Emsal Mahkeme Kararı İstanbul Bölge Adliye Mahkemesi 17. Hukuk Dairesi 2019/3457 E. 2023/559 K. 18.05.2023 T.

Görüntülediğiniz mahkeme kararı henüz kesinleşmemiştir. Yararlı olması amacıyla eklenmiştir.

T.C.
İSTANBUL
BÖLGE ADLİYE MAHKEMESİ
17. HUKUK DAİRESİ
DOSYA NO: 2019/3457 Esas
KARAR NO: 2023/559
T Ü R K M İ L L E T İ A D I N A
İ S T İ N A F K A R A R I
İNCELENEN KARARIN
MAHKEMESİ: İstanbul 2. Asliye Ticaret Mahkemesi
TARİHİ: 16/03/2017
NUMARASI: 2014/1106 Esas, 2017/281 Karar
DAVA: KAYIT KABUL
KARAR TARİHİ: 18/05/2023
6100 Sayılı Hukuk Muhakemeleri Kanunu’nun 353. Maddesi uyarınca dosya incelendi,
GEREĞİ DÜŞÜNÜLDÜ: Davacı vekili dava dilekçesinde; müvekkili şirketin, öncesinde bayiliğini yaptığı müflis şirketten olan ve sipariş edilen toplam 28 adet traktörün satın alınması ve müvekkili şirkete teslimi için gönderilen sipariş avansı – ki traktörlerin hiçbiri teslim edilmemiştir – nedeniyle doğan toplam 693.779,74 TL alacağının masaya kaydı için yapılan başvurunun iflas idaresi tarafından reddedildiğini belirterek söz konusu alacağın masaya kayıt ve kabulüne karar verilmesini istemiştir.

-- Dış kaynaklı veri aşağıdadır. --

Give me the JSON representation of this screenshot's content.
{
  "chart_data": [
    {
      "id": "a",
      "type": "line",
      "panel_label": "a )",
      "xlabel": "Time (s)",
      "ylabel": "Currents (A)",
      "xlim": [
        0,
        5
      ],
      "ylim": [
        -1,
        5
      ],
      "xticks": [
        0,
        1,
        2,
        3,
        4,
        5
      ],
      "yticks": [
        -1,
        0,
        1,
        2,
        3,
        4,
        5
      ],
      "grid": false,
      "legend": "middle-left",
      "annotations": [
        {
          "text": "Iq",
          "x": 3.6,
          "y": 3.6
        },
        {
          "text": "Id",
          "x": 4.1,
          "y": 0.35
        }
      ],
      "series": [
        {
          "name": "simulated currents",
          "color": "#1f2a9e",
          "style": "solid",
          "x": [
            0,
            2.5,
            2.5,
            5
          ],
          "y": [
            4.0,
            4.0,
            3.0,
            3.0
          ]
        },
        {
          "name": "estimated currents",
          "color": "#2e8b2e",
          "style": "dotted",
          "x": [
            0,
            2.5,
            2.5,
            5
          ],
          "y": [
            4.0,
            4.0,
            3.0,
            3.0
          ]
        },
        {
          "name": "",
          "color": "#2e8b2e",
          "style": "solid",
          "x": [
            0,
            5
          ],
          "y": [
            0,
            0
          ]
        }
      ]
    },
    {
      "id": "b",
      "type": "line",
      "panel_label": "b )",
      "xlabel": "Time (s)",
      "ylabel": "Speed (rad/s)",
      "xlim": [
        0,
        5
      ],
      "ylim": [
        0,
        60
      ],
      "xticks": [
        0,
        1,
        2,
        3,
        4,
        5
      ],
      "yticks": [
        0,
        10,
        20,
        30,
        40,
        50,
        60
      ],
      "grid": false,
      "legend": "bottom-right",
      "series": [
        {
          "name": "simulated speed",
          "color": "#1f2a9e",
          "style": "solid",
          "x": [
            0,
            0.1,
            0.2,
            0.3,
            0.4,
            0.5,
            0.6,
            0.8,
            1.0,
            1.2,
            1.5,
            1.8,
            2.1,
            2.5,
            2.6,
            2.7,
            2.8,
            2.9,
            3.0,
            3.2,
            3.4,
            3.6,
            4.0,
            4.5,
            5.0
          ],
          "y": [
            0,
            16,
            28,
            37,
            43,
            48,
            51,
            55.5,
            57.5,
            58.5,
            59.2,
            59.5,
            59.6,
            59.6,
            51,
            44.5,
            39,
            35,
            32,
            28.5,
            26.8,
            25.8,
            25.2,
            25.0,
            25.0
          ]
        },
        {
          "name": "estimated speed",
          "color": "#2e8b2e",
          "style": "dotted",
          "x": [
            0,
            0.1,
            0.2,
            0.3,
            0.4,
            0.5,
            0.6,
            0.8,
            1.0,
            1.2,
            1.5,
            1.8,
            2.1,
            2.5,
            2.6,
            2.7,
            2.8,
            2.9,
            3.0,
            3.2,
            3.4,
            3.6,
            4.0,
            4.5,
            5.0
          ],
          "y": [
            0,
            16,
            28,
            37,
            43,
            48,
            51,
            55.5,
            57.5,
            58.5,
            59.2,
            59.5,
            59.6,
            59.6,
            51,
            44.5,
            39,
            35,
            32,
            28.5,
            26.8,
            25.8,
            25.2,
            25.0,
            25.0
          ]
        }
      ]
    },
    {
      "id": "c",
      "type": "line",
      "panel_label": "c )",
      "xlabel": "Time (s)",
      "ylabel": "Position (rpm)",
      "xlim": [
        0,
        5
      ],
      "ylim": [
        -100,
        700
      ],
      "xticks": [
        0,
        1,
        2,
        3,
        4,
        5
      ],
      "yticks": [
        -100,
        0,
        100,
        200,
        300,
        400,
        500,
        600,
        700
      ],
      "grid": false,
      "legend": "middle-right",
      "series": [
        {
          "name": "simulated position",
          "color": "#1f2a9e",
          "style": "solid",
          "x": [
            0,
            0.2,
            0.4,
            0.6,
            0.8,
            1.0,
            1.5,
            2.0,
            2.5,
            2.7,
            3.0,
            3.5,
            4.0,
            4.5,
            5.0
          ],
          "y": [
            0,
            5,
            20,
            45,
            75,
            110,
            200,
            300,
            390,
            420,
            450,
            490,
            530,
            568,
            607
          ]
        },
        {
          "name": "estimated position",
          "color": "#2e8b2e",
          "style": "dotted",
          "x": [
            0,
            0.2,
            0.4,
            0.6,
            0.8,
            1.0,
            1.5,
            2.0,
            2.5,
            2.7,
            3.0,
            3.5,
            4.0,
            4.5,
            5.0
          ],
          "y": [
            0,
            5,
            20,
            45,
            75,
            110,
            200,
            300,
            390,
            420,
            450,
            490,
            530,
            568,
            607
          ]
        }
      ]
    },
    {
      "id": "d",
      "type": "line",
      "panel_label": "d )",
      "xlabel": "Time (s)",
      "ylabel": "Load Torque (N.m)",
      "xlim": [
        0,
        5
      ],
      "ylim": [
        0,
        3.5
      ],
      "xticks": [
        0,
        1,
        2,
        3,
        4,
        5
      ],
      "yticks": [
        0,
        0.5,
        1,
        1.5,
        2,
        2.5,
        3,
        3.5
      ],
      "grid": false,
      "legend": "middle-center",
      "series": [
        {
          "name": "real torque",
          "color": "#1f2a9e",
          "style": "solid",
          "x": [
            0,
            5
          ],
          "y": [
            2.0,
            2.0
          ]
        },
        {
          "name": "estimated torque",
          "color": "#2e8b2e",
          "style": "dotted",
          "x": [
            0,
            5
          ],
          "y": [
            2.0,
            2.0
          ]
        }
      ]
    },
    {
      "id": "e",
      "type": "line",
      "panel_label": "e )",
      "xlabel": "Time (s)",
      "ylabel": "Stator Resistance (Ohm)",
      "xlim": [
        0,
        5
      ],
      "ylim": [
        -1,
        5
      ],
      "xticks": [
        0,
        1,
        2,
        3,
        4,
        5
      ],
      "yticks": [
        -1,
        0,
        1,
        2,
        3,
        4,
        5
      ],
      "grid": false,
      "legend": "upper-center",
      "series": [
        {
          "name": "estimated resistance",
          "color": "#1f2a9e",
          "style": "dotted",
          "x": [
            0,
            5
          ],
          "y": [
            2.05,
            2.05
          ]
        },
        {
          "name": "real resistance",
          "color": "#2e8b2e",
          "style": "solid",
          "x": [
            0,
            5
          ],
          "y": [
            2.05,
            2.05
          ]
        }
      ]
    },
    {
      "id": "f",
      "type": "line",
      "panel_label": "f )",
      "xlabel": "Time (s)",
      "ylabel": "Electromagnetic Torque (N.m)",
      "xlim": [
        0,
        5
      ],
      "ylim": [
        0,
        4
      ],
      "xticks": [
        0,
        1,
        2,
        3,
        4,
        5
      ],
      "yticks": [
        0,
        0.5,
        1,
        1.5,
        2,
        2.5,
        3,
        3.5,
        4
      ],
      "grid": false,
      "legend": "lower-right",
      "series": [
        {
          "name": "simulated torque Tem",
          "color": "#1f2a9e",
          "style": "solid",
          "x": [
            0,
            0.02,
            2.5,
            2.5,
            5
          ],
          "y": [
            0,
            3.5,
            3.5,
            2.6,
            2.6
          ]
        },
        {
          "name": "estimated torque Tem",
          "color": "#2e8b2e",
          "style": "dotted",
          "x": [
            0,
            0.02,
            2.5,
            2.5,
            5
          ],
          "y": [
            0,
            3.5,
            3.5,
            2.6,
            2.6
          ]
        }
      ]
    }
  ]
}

CEVAP: Davalı tarafından davaya cevap verilmemiştir.
İLK DERECE MAHKEME KARARI:İlk derece mahkemesince; müflis şirketin, defter ve belgelerini hazır etmeyerek ibrazdan kaçındığı, davacının, alacağının usulüne uygun şekilde ticari kayıt ve defterlerine işlenmiş olduğu ve üzerine düşen ispat yükünü yerine getirdiği, sunulan belge ile davalı borcunun 693.779,74 TL olduğu kabul edilmiş ise de, davacının kendi kayıtlarında alacağın 691.979,74 TL olarak yer aldığı, bu tutarla bağlı kalınması gerektiği gerekçelerine istinaden davanın kısmen kabulü ile müflis … AŞ’nin İstanbul … İflas Müdürlüğünün … sayılı dosyası üzerinde oluşturulan iflas sıra cetveline davacı … Tic. Ltd. Şti. adına 691.979,74TL alacağın kayıt ve kabulüne, fazla talebin reddine karar verilmiştir.

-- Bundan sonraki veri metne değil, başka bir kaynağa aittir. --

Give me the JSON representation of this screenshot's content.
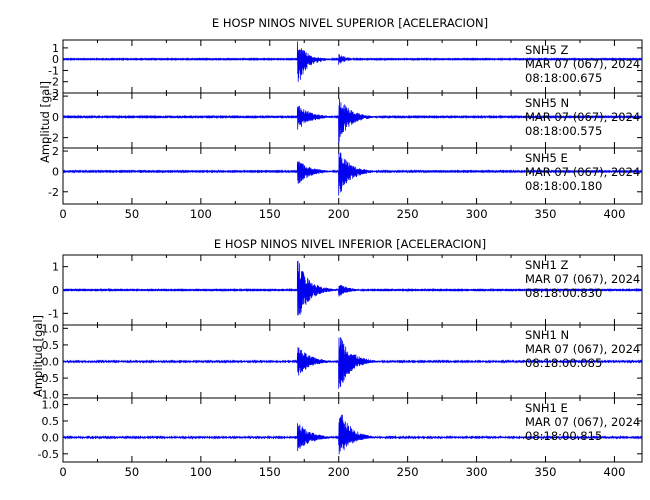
{
  "chart_data": [
    {
      "type": "line",
      "title": "E HOSP NINOS NIVEL SUPERIOR [ACELERACION]",
      "ylabel": "Amplitud [gal]",
      "xlim": [
        0,
        420
      ],
      "x_ticks": [
        0,
        50,
        100,
        150,
        200,
        250,
        300,
        350,
        400
      ],
      "x_tick_labels": [
        "0",
        "50",
        "100",
        "150",
        "200",
        "250",
        "300",
        "350",
        "400"
      ],
      "traces": [
        {
          "station": "SNH5",
          "component": "Z",
          "date": "MAR 07 (067), 2024",
          "time": "08:18:00.675",
          "ylim": [
            -3,
            1.7
          ],
          "y_ticks": [
            1,
            0,
            -1,
            -2,
            -3
          ],
          "y_tick_labels": [
            "1",
            "0",
            "-1",
            "-2",
            "-3"
          ],
          "events": [
            {
              "t": 170,
              "peak_pos": 1.6,
              "peak_neg": -2.6,
              "decay": 7
            },
            {
              "t": 200,
              "peak_pos": 0.5,
              "peak_neg": -0.5,
              "decay": 6
            }
          ],
          "noise": 0.04
        },
        {
          "station": "SNH5",
          "component": "N",
          "date": "MAR 07 (067), 2024",
          "time": "08:18:00.575",
          "ylim": [
            -3,
            2.3
          ],
          "y_ticks": [
            2,
            0,
            -2
          ],
          "y_tick_labels": [
            "2",
            "0",
            "-2"
          ],
          "events": [
            {
              "t": 170,
              "peak_pos": 1.3,
              "peak_neg": -1.4,
              "decay": 9
            },
            {
              "t": 200,
              "peak_pos": 2.1,
              "peak_neg": -2.6,
              "decay": 8
            }
          ],
          "noise": 0.05
        },
        {
          "station": "SNH5",
          "component": "E",
          "date": "MAR 07 (067), 2024",
          "time": "08:18:00.180",
          "ylim": [
            -3.2,
            2.3
          ],
          "y_ticks": [
            2,
            0,
            -2
          ],
          "y_tick_labels": [
            "2",
            "0",
            "-2"
          ],
          "events": [
            {
              "t": 170,
              "peak_pos": 1.2,
              "peak_neg": -1.4,
              "decay": 9
            },
            {
              "t": 200,
              "peak_pos": 2.3,
              "peak_neg": -2.8,
              "decay": 8
            }
          ],
          "noise": 0.05
        }
      ]
    },
    {
      "type": "line",
      "title": "E HOSP NINOS NIVEL INFERIOR [ACELERACION]",
      "ylabel": "Amplitud [gal]",
      "xlim": [
        0,
        420
      ],
      "x_ticks": [
        0,
        50,
        100,
        150,
        200,
        250,
        300,
        350,
        400
      ],
      "x_tick_labels": [
        "0",
        "50",
        "100",
        "150",
        "200",
        "250",
        "300",
        "350",
        "400"
      ],
      "traces": [
        {
          "station": "SNH1",
          "component": "Z",
          "date": "MAR 07 (067), 2024",
          "time": "08:18:00.830",
          "ylim": [
            -1.5,
            1.5
          ],
          "y_ticks": [
            1,
            0,
            -1
          ],
          "y_tick_labels": [
            "1",
            "0",
            "-1"
          ],
          "events": [
            {
              "t": 170,
              "peak_pos": 1.4,
              "peak_neg": -1.4,
              "decay": 8
            },
            {
              "t": 200,
              "peak_pos": 0.3,
              "peak_neg": -0.3,
              "decay": 7
            }
          ],
          "noise": 0.02
        },
        {
          "station": "SNH1",
          "component": "N",
          "date": "MAR 07 (067), 2024",
          "time": "08:18:00.085",
          "ylim": [
            -1.1,
            1.1
          ],
          "y_ticks": [
            1.0,
            0.5,
            0.0,
            -0.5,
            -1.0
          ],
          "y_tick_labels": [
            "1.0",
            "0.5",
            "0.0",
            "-0.5",
            "-1.0"
          ],
          "events": [
            {
              "t": 170,
              "peak_pos": 0.5,
              "peak_neg": -0.5,
              "decay": 9
            },
            {
              "t": 200,
              "peak_pos": 1.0,
              "peak_neg": -1.0,
              "decay": 8
            }
          ],
          "noise": 0.02
        },
        {
          "station": "SNH1",
          "component": "E",
          "date": "MAR 07 (067), 2024",
          "time": "08:18:00.815",
          "ylim": [
            -0.75,
            1.2
          ],
          "y_ticks": [
            1.0,
            0.5,
            0.0,
            -0.5
          ],
          "y_tick_labels": [
            "1.0",
            "0.5",
            "0.0",
            "-0.5"
          ],
          "events": [
            {
              "t": 170,
              "peak_pos": 0.5,
              "peak_neg": -0.5,
              "decay": 9
            },
            {
              "t": 200,
              "peak_pos": 1.0,
              "peak_neg": -0.65,
              "decay": 8
            }
          ],
          "noise": 0.02
        }
      ]
    }
  ],
  "colors": {
    "trace": "#0000ee",
    "axis": "#000000"
  }
}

İSTİNAF NEDENLERİ: Karar yasal süresinde davalı vekili tarafından istinaf edilmiştir. Davalı vekili istinaf dilekçesinde; davanın süre yönünden reddi gerektiğini, davalı müflis şirket adına görevi sona eren iflas idare memurlarına çıkarılan tebligatların usulsüz olduğundan bahisle müflis şirketin savunma hakkının kısıtlandığını, bilirkişi raporunun hüküm tesisine elverişli olmadığını, davacının iddia ettiği miktarda bir alacağı varsa bunun ticari defter, belge ve kayıtlarıyla kesin olarak ispatlanması ve ayrıca müflis şirketin belge, ticari defter ve kayıtlarının da tetkikinin gerektiğini, oysa ki, somut olayda müflis şirketin ticari defter ve kayıtları üzerinde herhangi bir inceleme ve değerlendirmede bulunulmadığını belirterek ilk derece mahkemesi kararının kaldırılmasını talep ve istinaf etmiştir.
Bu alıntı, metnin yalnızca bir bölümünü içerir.